I nodded and he pulled me into him. I could sense a sort of desperation in him that I had never felt before. It was odd being the one to comfort him for a change. We broke apart. He studied my expression.

“What is it?” he asked.

“You said women and children…”

“I never intended to harm any children,” he spoke solemnly. “But when I left the village there were a fair number of bystanders that were taken out in my wake. As far as any women are concerned, I only killed those who I was given orders to. Typically, spurned lovers or jealous wives…” he trailed off realizing this explanation was not helping me feel any better. I felt sick as I opened my mouth to ask my next question. “What about, you know, sexual aggression?” I hated what I was implying, but deep down I had to know the truth of what he was truly capable of.

Aris looked intently into my eyes. “Never.”

I breathed a sigh of relief. Then immediately felt guilty again. Was this really where I was drawing the line in morality? It all felt so wrong.

“The things you must think of me,” he said, more to himself than to me. I placed my hands on his shoulders, he felt unsteady.

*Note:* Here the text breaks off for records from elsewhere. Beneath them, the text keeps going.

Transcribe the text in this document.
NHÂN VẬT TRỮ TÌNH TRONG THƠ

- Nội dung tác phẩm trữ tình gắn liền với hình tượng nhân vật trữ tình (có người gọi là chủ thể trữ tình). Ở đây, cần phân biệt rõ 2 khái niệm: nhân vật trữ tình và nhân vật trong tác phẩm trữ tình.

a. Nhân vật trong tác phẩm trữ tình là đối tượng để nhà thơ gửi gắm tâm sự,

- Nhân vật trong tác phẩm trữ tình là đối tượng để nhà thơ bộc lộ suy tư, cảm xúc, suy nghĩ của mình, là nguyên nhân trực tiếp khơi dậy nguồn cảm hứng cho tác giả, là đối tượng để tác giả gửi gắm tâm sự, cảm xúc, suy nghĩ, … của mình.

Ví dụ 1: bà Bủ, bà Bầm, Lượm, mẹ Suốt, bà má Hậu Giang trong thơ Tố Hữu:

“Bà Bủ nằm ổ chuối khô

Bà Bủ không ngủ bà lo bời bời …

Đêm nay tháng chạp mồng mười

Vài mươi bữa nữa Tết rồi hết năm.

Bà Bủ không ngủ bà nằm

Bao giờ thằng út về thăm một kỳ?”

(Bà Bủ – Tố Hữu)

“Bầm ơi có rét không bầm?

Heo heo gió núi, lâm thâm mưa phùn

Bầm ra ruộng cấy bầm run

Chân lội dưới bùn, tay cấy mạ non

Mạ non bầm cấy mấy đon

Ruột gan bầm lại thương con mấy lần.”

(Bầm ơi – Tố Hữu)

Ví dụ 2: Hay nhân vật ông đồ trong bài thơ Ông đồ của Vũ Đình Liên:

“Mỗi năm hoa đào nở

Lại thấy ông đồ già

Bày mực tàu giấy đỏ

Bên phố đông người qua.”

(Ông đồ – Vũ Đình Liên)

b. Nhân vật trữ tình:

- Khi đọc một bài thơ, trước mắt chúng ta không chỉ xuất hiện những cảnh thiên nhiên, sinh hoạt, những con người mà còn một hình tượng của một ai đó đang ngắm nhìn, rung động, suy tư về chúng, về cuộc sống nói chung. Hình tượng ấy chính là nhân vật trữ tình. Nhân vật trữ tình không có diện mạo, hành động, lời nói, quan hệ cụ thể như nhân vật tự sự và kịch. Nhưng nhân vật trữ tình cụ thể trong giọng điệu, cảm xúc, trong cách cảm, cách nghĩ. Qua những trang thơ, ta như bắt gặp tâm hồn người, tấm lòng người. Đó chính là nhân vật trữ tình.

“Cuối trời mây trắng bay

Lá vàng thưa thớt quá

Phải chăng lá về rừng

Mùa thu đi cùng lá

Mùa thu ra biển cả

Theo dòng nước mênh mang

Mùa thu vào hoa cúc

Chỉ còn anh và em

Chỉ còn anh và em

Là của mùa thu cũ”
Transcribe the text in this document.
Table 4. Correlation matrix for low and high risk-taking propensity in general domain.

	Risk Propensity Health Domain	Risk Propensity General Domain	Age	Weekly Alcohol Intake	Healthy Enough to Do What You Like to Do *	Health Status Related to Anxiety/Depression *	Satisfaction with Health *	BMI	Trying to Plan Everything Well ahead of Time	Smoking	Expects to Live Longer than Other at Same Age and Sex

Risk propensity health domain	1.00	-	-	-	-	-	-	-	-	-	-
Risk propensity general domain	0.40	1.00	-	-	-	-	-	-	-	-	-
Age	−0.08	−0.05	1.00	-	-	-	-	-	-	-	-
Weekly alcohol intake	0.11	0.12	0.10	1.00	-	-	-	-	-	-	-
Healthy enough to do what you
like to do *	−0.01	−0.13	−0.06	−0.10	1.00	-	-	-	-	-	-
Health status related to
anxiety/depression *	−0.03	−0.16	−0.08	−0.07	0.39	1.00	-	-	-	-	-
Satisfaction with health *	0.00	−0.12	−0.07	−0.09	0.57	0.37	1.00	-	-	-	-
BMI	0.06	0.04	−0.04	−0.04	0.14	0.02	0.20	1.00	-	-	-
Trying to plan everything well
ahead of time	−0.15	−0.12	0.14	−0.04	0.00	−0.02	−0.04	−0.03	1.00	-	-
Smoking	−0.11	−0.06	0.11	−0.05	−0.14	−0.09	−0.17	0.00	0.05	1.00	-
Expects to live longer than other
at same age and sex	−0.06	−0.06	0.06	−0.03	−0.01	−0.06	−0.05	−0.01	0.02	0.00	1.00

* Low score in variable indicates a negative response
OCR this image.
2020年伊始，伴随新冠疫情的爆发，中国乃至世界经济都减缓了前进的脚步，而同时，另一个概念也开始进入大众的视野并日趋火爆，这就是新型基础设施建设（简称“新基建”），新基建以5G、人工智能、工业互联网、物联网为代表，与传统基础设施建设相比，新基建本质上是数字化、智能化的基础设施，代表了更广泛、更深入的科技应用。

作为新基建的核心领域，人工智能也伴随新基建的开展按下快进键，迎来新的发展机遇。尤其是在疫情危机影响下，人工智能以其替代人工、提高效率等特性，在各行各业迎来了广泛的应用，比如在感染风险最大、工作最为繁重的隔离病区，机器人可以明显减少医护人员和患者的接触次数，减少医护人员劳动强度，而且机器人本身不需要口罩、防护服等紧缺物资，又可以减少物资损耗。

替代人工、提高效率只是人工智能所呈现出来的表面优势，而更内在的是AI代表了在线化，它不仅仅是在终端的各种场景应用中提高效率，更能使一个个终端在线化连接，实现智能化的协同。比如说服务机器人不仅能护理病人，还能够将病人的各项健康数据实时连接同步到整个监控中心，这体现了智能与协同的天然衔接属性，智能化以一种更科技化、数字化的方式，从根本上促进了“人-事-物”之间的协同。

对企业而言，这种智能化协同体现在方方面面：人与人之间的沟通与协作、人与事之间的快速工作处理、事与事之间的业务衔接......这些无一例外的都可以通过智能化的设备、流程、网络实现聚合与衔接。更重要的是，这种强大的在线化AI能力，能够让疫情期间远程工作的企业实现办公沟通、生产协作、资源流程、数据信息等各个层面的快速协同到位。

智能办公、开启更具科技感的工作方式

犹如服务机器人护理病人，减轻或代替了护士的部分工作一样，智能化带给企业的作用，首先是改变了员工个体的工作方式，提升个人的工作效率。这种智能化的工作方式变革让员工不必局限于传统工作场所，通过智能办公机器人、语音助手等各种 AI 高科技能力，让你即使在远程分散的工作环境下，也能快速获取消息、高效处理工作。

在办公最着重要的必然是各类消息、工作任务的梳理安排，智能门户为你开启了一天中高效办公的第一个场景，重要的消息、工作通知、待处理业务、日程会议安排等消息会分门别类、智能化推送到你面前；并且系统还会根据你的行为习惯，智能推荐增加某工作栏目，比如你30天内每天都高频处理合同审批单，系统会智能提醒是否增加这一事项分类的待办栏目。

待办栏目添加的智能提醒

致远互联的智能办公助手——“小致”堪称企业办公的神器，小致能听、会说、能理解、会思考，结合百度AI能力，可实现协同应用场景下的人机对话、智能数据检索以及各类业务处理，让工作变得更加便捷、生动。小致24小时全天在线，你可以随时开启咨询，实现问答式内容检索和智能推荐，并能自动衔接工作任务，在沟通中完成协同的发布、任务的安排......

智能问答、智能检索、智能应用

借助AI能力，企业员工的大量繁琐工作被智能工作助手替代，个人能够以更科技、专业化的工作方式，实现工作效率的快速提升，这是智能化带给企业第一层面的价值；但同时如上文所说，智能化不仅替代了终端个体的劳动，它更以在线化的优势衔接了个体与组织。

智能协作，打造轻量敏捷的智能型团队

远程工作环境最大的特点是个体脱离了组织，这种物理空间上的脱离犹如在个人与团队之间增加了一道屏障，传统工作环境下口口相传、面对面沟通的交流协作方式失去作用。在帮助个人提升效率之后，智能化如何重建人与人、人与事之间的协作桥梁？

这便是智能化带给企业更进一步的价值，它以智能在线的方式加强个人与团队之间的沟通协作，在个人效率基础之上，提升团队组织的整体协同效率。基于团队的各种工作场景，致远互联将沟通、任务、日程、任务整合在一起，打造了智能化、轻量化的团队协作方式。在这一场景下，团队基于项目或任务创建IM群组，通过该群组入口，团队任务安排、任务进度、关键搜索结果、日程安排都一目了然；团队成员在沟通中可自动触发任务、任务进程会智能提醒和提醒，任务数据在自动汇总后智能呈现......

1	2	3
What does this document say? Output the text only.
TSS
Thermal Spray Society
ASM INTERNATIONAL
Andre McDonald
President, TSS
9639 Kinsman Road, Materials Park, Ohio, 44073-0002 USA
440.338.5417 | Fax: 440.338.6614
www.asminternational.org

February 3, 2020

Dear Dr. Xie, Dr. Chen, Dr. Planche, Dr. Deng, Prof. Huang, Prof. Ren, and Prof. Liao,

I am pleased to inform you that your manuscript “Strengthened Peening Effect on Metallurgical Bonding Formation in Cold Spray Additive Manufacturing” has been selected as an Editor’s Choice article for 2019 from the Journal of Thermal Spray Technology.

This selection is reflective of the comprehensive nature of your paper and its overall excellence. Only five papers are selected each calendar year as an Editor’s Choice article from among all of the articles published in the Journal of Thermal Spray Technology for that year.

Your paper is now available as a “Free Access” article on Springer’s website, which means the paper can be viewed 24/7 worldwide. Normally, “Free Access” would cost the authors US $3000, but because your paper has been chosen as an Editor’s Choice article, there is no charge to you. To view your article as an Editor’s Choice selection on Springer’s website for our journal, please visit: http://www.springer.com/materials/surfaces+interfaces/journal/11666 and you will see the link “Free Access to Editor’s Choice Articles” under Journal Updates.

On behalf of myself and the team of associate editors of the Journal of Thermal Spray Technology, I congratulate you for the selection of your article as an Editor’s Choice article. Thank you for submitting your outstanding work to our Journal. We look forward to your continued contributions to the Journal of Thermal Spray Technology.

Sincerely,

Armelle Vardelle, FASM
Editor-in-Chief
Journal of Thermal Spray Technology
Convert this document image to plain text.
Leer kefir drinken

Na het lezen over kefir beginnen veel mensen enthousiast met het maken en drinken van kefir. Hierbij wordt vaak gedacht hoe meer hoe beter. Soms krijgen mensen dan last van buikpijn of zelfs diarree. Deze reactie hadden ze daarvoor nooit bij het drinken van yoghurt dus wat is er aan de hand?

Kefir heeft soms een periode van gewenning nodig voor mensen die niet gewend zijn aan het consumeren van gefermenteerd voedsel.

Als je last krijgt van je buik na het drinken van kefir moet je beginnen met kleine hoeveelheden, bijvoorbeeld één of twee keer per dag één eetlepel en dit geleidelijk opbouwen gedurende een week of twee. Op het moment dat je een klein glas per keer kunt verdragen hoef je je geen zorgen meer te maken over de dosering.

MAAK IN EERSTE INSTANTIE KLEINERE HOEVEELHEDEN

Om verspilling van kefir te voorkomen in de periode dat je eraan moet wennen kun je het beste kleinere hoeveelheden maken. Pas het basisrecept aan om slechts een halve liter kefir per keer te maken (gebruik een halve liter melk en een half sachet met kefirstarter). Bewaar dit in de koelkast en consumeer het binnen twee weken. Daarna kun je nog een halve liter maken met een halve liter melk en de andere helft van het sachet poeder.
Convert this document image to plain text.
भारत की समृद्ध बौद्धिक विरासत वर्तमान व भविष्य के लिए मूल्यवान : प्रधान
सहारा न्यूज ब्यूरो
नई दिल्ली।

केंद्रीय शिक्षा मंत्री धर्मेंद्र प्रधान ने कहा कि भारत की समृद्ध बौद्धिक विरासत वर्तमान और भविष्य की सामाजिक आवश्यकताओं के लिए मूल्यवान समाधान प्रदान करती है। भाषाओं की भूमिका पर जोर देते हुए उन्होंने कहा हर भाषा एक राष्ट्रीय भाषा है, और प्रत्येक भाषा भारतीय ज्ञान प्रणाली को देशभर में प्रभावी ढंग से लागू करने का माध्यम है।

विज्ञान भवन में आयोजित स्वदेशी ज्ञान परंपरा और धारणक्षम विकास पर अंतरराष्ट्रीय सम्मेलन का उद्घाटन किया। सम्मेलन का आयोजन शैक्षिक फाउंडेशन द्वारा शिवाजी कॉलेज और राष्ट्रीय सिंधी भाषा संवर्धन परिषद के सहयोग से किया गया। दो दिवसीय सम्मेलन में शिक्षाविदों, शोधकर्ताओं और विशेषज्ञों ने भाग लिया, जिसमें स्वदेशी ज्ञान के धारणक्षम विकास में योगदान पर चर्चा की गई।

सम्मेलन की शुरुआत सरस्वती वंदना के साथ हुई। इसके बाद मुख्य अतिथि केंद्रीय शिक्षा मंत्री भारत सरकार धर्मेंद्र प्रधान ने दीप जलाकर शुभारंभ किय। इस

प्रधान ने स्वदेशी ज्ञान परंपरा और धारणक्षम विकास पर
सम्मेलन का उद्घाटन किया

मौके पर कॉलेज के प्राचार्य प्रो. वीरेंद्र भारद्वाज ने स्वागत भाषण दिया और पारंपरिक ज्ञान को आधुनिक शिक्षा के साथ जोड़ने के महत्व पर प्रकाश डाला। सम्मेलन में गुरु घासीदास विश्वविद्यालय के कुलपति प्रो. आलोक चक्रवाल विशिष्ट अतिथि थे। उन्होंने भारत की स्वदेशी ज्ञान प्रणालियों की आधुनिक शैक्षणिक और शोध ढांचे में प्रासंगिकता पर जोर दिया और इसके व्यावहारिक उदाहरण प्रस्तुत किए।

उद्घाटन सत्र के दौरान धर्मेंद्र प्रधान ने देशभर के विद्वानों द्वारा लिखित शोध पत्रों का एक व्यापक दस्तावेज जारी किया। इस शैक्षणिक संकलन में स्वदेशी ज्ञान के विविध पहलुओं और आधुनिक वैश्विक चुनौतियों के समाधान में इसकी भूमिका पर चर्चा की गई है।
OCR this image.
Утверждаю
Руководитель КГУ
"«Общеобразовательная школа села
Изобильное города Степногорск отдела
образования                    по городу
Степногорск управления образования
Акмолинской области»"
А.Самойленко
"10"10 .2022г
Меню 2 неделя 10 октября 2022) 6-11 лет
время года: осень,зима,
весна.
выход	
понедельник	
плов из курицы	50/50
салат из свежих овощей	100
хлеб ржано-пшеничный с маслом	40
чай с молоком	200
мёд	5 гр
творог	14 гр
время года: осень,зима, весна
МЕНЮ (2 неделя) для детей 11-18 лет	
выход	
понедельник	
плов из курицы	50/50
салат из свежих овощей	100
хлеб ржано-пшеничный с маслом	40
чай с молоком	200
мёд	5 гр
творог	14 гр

“I think that there have been a lot of horrible things that have happened to you in your life. I think that you have, in turn, done a lot of horrible things as a result. But the man I have come to know is anything but a monster.” I took a deep breath. Was I even correct? Was this my way of justifying living with a murderer and loving him despite it? “I know that the moments I have been with you have been some of the happiest in my life. I don’t know if that makes me a bad person or not,” I contemplated out loud. Does loving someone who has committed such heinous acts make me as guilty as him? Aris looked relieved; his eyes full of adoration. I felt hollow.

“I can’t remember the last time I felt as happy as when I am with you,” he spoke barely over a whisper. He tilted my chin towards his face and leaned down and kissed me. I wrapped my arms around him and pulled myself closer. I felt my doubts melting away as we kissed. Aris pulled away for a moment and looked into my eyes, “I’m in love with you, Rose,” he spoke sweetly.

I smiled. I knew Aris cared about me, that was no secret. But this was the first time he had used the word love. “I love you, too,” I responded, standing on my tiptoes to kiss him again. I cursed myself for feeling so happy in his embrace. Was I really prepared to accept the reality of this situation so easily? Would I have been so quick to forgive if I had known the truth before getting to know him the way I have? What did you expect? Shadow walkers are notorious for a reason. I scorned myself. The truth was, of course I knew. I had to know. People weren’t afraid of shadow walkers merely out of prejudice. For centuries, their actions have proven how dangerous and monstrous they can be. Is there such a thing as a good shadow walker? My stomach turned as I wondered just how bad Aris’ story would’ve needed to be to drive me away.